Juana Williams is a curator and art historian from Detroit, MI. Williams is the Exhibitions Curator at the Urban Institute for Contemporary Art in Grand Rapids, MI, as well as the former Assistant to the Chair of Art History at Wayne State University.
What are the social and political responsibilities of a curator? Are they universal across time and space or temporal/site-specific?
Curatorial work is very subjective. There are some responsibilities that I would argue are universal but generally speaking it depends on the goals of the curator. In my own work as a contemporary art curator, I try to focus on presenting important information regarding current cultural events and connections to history. Art history is an inherently interdisciplinary subject that spans time and space but individual curators choose focuses that are particularly relevant based on a plethora of elements. I consider the responsibility of telling stories that are true, relevant, and significant, while considering the audience the exhibitions and programming are being presented to. I also place a substantial amount of importance on creating space for and promoting diverse voices and ideas.
Does your approach to curating change at all as you work in a city that you may not necessarily identify with as “‘your own”?
Absolutely! I have no desire to come into a new city and try to tell their story or dictate what information would be beneficial to them. I’ve been making a conscious effort to dive deeply into the community of Grand Rapids, as well as West Michigan. The culture here is drastically different than that of Detroit. Grand Rapids has an interested history, which has significantly informed the cultural aspect of the city today. I plan exhibitions and programming with that in mind. Being a native Detroiter, I felt I had a finger on the pulse of the city. Overtime, I formed relationships within and outside of the arts community. I’m working on forming similar relationships in Grand Rapids, yet the connectedness I feel to Detroit, I could never feel in another city. That connection feels innate; in Grand Rapids, I have to work for it. Overall, it’s important to curate from the understanding of my position as a transplant and to be inclusive of the Grand Rapids community.
What are some strategies you believe art institutions can take to become more accessible to the public?
There are literal physical barriers and invisible barriers. Of course, making the space physically accessible is the most obvious barrier. There are also issues such as barriers in ways we communicate via text. Providing text in multiple languages and braille can help to alleviate some of those issues. Free or discounted admission is another example of providing tangible ways that make institutions more accessible.
What’s particularly interesting to me are the invisible barriers. Historically art institutions have not been inclusive or inviting to minority communities, for example. The art-historical narrative that has traditionally been presented has almost exclusively been dominated by white, upper middle class men. Presenting more inclusive narratives either through the lens of art historians or through the artwork of artists focusing on the voices of underrepresented minorities is a vessel of accessibility. There are multiple avenues through which these goals can be somewhat achieved. Giving opportunities to artists of underrepresented groups, taking heed of innovative art critics, and diversifying leadership positions are some ways of shifting the narrative to a more inclusive one.
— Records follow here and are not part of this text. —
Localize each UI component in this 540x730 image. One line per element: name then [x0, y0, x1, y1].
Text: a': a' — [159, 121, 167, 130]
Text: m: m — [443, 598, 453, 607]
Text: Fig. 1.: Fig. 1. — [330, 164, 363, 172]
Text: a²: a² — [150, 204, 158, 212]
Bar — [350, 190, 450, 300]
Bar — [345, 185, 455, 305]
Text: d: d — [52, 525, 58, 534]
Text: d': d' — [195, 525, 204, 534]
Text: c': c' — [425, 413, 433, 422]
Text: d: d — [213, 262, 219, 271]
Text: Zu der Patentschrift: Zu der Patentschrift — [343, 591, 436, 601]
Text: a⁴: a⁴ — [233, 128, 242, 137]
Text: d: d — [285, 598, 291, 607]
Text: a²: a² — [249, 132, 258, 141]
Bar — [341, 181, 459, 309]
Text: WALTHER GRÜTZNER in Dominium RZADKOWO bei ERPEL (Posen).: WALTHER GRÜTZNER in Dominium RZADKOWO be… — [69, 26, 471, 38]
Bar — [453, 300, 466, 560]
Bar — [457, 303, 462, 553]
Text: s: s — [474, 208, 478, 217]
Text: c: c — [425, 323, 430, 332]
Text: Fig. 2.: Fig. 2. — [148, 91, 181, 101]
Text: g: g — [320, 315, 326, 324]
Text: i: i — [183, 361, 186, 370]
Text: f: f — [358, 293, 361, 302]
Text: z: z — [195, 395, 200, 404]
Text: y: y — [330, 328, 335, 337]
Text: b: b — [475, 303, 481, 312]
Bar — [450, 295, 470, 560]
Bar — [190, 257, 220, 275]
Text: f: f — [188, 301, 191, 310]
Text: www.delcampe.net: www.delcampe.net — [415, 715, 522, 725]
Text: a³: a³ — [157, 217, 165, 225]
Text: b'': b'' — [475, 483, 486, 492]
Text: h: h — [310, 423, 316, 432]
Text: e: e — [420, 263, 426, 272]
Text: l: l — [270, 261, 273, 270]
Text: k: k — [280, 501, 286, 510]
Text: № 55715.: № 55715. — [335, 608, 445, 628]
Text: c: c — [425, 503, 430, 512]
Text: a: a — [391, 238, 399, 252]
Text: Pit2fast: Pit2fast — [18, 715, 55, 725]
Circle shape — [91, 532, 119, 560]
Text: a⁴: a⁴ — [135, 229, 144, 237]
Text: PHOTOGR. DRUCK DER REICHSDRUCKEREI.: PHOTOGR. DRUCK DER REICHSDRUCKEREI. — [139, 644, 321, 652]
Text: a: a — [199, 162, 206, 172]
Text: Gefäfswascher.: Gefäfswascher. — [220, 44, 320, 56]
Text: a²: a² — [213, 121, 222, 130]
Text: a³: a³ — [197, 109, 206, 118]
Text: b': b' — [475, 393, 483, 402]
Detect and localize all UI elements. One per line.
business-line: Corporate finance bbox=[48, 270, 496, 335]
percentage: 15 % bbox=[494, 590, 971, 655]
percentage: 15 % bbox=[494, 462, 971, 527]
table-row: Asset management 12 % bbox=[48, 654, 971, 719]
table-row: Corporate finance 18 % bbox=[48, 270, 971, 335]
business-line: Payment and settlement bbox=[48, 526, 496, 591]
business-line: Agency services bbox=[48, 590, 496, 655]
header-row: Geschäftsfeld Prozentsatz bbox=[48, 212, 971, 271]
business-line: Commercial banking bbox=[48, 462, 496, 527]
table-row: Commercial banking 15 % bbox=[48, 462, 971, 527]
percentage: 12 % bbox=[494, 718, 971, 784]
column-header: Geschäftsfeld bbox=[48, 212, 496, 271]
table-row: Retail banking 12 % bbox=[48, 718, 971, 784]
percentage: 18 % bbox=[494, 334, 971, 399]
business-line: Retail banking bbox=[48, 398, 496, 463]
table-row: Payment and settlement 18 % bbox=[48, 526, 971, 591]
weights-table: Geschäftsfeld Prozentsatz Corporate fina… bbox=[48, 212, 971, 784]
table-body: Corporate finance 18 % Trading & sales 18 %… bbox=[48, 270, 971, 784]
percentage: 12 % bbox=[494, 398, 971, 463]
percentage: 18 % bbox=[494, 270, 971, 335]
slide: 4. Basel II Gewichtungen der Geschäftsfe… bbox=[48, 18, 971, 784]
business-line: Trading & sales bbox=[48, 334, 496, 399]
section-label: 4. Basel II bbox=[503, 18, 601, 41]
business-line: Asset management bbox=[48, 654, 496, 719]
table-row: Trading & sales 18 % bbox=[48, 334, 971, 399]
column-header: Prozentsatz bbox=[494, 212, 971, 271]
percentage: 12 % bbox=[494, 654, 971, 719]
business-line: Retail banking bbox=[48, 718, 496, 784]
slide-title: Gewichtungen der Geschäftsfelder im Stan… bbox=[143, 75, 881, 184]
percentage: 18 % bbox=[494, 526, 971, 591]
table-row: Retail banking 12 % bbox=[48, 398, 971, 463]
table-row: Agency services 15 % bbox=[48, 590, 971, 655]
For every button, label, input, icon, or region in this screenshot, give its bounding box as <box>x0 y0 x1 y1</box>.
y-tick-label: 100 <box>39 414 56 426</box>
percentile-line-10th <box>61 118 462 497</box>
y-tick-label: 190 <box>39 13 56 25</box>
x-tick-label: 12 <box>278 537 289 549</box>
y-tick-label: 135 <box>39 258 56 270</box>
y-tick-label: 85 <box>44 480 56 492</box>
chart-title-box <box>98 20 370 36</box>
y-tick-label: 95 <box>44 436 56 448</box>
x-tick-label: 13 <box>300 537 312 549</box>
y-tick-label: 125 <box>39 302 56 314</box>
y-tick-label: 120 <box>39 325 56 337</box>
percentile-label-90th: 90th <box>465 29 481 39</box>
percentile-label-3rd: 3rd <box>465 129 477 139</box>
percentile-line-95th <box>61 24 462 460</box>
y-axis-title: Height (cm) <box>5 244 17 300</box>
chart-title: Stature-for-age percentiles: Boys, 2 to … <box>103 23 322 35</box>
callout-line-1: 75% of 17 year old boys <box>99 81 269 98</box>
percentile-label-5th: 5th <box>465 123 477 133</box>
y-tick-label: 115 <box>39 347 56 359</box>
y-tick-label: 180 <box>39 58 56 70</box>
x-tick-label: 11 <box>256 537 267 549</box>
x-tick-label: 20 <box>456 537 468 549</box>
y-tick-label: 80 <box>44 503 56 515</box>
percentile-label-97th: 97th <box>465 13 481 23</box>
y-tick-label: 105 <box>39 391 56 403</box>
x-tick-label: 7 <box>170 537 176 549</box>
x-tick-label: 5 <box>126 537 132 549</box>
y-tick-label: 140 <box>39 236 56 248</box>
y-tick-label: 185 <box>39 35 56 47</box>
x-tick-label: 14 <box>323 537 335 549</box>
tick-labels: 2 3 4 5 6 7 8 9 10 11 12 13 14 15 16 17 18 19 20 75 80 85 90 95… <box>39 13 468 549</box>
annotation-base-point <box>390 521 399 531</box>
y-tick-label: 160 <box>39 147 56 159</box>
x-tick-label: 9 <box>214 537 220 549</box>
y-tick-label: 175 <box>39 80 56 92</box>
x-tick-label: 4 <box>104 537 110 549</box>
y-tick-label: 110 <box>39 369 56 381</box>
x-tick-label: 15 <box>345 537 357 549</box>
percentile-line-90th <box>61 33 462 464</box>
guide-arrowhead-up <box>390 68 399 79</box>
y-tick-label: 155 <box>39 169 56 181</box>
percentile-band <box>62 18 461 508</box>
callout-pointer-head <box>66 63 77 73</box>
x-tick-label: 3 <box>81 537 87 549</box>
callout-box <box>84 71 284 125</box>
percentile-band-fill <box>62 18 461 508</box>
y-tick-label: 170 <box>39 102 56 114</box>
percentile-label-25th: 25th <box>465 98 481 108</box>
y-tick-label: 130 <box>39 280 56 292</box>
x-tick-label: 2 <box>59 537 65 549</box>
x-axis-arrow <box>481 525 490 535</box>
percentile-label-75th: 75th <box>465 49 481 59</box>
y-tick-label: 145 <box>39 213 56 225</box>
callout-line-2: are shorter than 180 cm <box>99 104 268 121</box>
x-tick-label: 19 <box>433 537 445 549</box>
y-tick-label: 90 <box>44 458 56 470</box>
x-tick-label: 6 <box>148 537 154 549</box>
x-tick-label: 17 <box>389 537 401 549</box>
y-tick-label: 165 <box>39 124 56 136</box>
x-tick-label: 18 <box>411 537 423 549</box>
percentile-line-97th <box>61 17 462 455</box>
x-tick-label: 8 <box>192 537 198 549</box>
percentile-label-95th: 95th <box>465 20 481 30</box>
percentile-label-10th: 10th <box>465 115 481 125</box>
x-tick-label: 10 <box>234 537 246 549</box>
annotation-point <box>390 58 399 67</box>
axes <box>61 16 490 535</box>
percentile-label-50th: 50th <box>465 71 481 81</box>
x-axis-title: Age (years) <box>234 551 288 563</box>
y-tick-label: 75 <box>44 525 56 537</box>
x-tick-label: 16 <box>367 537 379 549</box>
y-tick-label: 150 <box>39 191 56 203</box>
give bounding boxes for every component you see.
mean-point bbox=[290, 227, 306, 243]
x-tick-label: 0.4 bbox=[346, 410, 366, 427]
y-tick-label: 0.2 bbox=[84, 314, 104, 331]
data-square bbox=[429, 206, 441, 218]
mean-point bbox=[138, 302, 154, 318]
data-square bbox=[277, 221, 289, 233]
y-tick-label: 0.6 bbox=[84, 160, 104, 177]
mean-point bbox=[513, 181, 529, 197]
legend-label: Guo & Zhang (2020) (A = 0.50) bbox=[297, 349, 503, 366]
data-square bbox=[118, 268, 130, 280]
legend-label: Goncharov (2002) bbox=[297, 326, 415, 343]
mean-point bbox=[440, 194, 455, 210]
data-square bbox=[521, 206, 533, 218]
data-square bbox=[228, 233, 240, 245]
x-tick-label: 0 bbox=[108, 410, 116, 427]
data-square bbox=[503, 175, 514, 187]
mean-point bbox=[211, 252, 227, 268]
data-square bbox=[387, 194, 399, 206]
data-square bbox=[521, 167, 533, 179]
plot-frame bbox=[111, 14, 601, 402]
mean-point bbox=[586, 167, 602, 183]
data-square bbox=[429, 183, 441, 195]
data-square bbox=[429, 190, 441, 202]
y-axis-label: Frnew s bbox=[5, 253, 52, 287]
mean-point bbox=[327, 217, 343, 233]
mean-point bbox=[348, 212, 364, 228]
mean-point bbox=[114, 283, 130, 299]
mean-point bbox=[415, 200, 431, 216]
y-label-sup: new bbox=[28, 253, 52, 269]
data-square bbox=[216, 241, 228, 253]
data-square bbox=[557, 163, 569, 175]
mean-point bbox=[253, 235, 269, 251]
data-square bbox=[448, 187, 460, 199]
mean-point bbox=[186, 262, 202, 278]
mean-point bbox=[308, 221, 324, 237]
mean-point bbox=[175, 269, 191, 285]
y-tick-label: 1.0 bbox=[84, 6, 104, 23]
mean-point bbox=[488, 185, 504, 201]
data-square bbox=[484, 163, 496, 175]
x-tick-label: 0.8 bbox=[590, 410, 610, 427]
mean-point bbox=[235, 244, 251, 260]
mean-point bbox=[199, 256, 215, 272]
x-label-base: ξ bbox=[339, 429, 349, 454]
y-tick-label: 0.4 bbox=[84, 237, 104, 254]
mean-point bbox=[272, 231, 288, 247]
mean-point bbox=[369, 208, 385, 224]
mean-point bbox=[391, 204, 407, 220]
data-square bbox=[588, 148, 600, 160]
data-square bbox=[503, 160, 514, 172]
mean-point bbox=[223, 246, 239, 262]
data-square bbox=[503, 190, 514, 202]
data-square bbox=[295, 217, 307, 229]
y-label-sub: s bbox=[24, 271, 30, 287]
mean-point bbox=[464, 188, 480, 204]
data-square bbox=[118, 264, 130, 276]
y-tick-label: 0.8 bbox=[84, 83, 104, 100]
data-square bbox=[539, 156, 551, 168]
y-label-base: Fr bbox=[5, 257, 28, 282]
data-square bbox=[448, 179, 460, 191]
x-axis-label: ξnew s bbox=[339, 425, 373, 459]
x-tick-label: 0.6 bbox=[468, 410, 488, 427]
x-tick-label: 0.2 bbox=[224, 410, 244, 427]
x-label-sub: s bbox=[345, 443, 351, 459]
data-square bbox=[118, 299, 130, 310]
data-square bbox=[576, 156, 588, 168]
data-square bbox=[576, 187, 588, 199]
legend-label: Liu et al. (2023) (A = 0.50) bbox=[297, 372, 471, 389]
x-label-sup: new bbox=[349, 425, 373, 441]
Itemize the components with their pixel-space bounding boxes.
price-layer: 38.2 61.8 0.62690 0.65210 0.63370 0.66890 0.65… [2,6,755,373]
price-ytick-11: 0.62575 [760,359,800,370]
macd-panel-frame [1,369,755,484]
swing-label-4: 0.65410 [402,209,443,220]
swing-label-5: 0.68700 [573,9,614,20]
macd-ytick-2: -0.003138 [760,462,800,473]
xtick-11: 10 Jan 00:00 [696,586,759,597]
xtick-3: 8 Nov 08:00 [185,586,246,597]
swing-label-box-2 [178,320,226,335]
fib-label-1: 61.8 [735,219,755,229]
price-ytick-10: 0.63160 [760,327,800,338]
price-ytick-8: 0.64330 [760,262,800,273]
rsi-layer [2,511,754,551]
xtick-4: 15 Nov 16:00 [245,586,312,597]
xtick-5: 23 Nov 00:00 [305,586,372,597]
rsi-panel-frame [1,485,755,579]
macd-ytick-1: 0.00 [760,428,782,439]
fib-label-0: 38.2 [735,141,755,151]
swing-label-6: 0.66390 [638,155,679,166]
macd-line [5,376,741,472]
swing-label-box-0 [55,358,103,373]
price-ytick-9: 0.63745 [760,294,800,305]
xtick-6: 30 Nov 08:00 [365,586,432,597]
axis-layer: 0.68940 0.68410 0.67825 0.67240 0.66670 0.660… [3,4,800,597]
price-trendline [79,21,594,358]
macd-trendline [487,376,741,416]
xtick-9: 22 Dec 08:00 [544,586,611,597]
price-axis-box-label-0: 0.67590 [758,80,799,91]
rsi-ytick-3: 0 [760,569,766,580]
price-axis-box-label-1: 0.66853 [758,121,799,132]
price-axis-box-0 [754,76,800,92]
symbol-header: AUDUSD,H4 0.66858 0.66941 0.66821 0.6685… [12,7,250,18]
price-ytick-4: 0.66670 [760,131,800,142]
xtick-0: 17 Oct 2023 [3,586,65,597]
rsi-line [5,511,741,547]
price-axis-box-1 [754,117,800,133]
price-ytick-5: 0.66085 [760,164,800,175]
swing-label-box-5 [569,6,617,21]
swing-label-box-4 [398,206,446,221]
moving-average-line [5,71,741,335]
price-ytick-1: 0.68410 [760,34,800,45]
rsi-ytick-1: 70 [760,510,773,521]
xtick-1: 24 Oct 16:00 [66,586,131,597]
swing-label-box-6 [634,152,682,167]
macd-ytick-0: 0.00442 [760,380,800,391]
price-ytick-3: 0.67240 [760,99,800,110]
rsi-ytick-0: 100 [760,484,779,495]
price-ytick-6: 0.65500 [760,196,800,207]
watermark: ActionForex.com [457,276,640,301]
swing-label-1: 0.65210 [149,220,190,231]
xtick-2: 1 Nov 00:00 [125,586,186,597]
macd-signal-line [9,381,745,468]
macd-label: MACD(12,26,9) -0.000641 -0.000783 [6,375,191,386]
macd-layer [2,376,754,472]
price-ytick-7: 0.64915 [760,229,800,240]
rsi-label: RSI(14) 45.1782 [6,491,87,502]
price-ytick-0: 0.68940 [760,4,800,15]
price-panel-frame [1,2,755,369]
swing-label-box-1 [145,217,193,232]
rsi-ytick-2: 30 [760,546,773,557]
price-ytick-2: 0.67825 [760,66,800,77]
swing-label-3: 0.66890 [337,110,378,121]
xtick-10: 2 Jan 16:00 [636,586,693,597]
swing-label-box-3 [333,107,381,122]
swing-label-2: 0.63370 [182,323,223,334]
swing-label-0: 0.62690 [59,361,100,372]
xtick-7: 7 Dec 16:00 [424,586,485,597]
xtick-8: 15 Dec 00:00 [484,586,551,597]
Community engagement is also a drastically important strategy, especially in small communities. In small and mid-sized cities where there are stark divisions between different races, as well as differing socio-economic classes, it’s important to engage with the community in genuine ways and continuously make the effort to promote an institution as inclusive and accessible, to deplete the stigma that sometimes shrouds spaces that are seemingly exclusive and elitist.
Art history is both a field of study- the history of art- but also a discipline in which history at a broader level is analyzed via art objects. In your opinion, does the discipline of art history offer a particular perspective that may not be found in other historical methodologies?
The discipline of art history gives a unique perspective of history because of the power of visuality. Visual art, in particular, has played many roles in dictating and documenting history. For example, studying the architecture of medieval churches and frescoes provides crucial information about medieval Rome that is not always understood through other means. The addition of visual aspects also complements historical text with information that is not perceived otherwise.
With the history of museum collections being rooted in colonial conquest and the taxonomical and hierarchical classification of cultures, do you believe it is possible to decolonize museum spaces? If so what do you believe are effective strategies for this?
There are definitely ways to work toward decolonization but the complex nature of the art industry, especially from a financial standpoint, makes it a complicated task. Individual institutions can make efforts toward decolonizing museums by adjusting the voices that are presented and the ways in which they are promoted. However, museum are part of a larger system that is dominated by wealth and steered by the prevailing narrative based in a Eurocentric framework. The narrative needs to be altered to be more inclusive of voices that have been ignored. Placing people from underrepresented groups in positions of leadership, as well as providing opportunities for minorities to gain access to knowledge, paid internships, and mentorships are other ways of working toward decolonization.
Do you believe art institutions can serve as models for institutions on a broader level? What do you believe are the social and political responsibilities of art institutions?
At present, not necessarily. Art institutions should be reflective of society, educational, inclusive, and accessible to all. Art institutions also need someone in place that understands historical content and how to relevantly place it in contemporary culture. They need to be dynamic, continuously changing to represent the ever-changing realities. These characteristics are not always reflected in art institutions.